Stress reduction strategies based on mindfulness -- the practice of focusing on the present moment -- could help lower blood pressure among people who are on the brink of hypertension, according to a small new study.
Researchers from Kent State University found that people with prehypertension -- meaning they have borderline high blood pressure that does not yet necessitate medication -- have decreases in their blood pressure measurements if they undergo weekly sessions to learn mindfulness-based stress reduction practices.
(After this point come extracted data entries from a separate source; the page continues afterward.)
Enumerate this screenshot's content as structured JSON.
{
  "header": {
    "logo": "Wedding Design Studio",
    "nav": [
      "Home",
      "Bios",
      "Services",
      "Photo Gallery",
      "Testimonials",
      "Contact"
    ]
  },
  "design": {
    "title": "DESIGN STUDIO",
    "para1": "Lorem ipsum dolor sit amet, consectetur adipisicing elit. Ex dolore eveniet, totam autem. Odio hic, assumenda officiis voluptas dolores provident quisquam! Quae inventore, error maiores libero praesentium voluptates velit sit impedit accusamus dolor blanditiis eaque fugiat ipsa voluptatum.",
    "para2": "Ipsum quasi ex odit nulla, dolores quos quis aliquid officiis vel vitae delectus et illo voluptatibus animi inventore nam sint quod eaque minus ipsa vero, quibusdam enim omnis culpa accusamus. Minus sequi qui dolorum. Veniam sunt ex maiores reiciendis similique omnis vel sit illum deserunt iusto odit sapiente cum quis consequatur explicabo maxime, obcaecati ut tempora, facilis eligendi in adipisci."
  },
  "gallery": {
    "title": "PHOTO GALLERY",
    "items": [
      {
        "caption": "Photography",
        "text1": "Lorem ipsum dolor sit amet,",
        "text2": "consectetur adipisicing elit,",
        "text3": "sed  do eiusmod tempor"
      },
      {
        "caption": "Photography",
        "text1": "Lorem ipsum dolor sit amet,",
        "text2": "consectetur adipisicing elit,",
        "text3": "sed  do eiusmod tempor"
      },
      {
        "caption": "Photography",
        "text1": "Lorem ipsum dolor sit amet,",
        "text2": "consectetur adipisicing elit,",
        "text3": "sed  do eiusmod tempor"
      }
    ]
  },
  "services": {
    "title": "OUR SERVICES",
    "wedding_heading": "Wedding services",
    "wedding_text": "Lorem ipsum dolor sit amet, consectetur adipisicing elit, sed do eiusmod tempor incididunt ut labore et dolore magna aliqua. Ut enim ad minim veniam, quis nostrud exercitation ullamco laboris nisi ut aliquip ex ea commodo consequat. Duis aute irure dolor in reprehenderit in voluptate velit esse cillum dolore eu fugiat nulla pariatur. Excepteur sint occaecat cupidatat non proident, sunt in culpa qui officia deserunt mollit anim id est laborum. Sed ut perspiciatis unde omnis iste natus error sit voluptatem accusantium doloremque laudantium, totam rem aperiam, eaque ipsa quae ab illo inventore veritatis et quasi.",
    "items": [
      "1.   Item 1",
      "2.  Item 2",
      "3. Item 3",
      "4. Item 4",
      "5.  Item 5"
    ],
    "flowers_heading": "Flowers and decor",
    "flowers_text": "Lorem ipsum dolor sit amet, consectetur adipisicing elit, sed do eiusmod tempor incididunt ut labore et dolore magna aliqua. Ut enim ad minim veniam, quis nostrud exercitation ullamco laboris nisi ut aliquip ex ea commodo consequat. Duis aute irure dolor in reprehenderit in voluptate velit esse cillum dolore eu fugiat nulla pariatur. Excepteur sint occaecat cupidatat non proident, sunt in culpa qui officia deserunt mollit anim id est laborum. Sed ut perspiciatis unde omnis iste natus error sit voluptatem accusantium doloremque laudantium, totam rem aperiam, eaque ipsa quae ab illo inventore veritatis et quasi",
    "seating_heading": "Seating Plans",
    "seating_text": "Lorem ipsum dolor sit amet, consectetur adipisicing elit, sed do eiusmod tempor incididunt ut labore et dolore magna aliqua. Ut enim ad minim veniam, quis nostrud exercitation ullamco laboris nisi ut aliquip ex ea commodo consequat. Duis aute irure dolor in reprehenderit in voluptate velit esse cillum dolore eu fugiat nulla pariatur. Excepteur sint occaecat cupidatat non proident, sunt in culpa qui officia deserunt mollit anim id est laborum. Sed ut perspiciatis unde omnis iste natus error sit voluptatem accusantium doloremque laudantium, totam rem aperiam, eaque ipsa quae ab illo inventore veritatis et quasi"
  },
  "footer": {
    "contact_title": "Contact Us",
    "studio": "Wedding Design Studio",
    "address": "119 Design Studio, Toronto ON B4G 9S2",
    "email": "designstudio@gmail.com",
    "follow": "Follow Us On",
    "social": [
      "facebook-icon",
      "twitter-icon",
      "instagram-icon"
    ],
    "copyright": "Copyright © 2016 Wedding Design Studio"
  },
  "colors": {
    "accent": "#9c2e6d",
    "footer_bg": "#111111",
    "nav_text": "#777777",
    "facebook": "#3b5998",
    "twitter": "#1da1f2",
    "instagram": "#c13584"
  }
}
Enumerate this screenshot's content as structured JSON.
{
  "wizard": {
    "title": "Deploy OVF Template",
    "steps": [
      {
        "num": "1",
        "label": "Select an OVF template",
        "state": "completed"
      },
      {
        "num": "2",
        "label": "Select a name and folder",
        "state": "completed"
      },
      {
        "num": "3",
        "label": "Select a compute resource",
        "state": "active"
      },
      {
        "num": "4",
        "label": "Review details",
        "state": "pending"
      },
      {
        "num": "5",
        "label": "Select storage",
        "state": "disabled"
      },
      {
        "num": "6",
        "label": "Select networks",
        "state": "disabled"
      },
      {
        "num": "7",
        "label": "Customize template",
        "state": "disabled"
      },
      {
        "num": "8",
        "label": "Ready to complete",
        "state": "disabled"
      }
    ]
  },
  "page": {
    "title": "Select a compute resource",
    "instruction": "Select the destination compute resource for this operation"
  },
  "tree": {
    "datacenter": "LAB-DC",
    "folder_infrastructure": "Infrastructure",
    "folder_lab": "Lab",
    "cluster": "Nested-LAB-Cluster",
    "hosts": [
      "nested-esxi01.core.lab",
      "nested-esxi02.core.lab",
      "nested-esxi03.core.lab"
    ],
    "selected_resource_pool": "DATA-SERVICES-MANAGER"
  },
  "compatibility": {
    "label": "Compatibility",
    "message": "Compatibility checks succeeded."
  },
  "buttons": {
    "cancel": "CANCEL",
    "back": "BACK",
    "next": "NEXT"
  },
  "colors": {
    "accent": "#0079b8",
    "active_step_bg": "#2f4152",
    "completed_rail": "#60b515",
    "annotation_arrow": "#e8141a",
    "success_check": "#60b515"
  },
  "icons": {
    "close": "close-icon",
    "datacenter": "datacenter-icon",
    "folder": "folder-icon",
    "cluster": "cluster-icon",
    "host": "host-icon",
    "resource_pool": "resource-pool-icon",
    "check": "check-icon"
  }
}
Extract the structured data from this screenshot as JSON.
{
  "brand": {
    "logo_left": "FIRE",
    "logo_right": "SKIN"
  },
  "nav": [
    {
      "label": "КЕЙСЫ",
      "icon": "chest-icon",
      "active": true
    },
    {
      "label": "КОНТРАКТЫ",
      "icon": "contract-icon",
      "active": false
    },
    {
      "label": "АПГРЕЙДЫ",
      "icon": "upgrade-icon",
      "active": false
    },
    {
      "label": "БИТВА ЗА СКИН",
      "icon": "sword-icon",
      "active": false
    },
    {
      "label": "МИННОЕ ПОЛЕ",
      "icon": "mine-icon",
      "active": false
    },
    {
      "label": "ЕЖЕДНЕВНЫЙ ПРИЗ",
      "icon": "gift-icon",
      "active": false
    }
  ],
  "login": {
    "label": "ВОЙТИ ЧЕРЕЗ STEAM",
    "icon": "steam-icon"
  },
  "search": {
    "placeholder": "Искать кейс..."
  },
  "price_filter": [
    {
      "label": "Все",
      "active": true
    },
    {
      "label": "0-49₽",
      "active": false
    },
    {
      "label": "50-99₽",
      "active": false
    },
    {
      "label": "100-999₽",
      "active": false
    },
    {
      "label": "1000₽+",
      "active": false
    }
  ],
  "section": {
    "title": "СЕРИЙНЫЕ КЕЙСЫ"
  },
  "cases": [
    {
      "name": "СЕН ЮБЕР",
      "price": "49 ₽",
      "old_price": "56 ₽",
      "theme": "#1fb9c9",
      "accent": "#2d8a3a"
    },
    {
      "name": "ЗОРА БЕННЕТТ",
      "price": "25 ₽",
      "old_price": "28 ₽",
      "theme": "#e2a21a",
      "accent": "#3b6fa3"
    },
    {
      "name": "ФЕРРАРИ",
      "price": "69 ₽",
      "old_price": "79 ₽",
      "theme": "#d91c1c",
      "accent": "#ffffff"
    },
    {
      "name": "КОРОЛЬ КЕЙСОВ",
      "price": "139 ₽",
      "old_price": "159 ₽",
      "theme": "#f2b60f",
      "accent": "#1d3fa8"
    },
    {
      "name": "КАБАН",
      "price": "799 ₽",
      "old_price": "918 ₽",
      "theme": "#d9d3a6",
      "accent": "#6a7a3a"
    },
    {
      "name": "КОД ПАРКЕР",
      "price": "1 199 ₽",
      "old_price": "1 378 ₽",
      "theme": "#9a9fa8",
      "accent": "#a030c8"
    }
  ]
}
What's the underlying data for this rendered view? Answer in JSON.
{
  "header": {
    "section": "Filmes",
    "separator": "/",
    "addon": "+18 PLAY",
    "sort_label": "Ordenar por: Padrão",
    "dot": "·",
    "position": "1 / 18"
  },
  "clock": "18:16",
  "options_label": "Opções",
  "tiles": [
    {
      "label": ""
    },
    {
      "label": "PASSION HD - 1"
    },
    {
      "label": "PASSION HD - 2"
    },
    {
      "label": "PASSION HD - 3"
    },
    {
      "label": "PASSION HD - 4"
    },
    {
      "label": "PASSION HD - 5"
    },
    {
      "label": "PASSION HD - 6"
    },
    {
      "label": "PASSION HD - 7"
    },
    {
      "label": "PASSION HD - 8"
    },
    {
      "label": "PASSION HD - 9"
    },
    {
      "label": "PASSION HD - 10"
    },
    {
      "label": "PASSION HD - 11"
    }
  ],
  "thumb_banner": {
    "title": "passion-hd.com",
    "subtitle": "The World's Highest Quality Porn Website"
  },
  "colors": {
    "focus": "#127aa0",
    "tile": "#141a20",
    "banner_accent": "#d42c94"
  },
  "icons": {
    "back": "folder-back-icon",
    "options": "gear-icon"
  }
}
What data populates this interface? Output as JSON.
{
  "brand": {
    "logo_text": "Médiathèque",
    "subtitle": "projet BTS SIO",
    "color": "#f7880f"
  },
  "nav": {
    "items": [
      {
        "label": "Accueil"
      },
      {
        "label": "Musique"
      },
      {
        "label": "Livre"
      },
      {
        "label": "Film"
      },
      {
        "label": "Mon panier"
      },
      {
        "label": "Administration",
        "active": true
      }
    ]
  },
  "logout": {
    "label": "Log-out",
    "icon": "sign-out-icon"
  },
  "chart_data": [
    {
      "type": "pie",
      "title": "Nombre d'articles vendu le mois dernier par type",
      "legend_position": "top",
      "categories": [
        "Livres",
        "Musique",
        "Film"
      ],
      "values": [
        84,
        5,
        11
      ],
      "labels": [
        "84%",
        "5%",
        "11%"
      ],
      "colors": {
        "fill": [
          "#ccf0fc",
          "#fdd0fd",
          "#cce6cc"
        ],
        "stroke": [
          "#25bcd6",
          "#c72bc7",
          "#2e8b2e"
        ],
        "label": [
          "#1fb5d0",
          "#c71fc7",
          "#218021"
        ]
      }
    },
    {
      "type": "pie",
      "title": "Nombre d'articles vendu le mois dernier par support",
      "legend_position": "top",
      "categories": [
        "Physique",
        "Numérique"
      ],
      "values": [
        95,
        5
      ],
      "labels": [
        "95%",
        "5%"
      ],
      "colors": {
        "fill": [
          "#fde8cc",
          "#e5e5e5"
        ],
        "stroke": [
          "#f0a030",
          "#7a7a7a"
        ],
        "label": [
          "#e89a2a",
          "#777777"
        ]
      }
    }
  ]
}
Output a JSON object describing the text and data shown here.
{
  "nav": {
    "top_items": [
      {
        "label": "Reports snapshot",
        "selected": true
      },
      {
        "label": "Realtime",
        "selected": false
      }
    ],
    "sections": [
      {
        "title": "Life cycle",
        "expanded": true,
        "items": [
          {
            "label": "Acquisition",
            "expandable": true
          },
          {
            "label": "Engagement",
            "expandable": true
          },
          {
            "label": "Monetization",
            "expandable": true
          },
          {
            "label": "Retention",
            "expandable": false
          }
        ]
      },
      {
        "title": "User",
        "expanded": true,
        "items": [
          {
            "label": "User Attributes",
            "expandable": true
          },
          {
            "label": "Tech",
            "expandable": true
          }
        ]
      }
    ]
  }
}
The findings, which are published in Psychosomatic Medicine: Journal of Biobehavioral Medicine, are based on data from 56 men and women with prehypertension who had an average age of 50. Researchers had these participants either undergo eight weeks of sessions of mindfulness training, or just receive lifestyle advice and learn a muscle-relaxation activity.
By the end of the eight weeks, people who learned the mindfulness strategies had a greater drop in blood pressure levels than those in the lifestyle advice group. Specifically, the mindfulness group experienced a decrease in systolic blood pressure (the higher number on a blood pressure reading) of 5 millimeters of mercury, versus 1 millimeter of mercury in the lifestyle advice group. And the mindfulness group experienced a decrease in diastolic blood pressure (the lower number on a blood pressure reading) of nearly 2 millimeters of mercury, versus an increase of 1 millimeter of mercury for the lifestyle advice group.
Mindfulness might benefit other areas of health, too. Research has shown that the strategies could decrease levels of the stress hormone cortisol, lessen pain for people with certain chronic conditions, lower risk of depression and even improve sleep.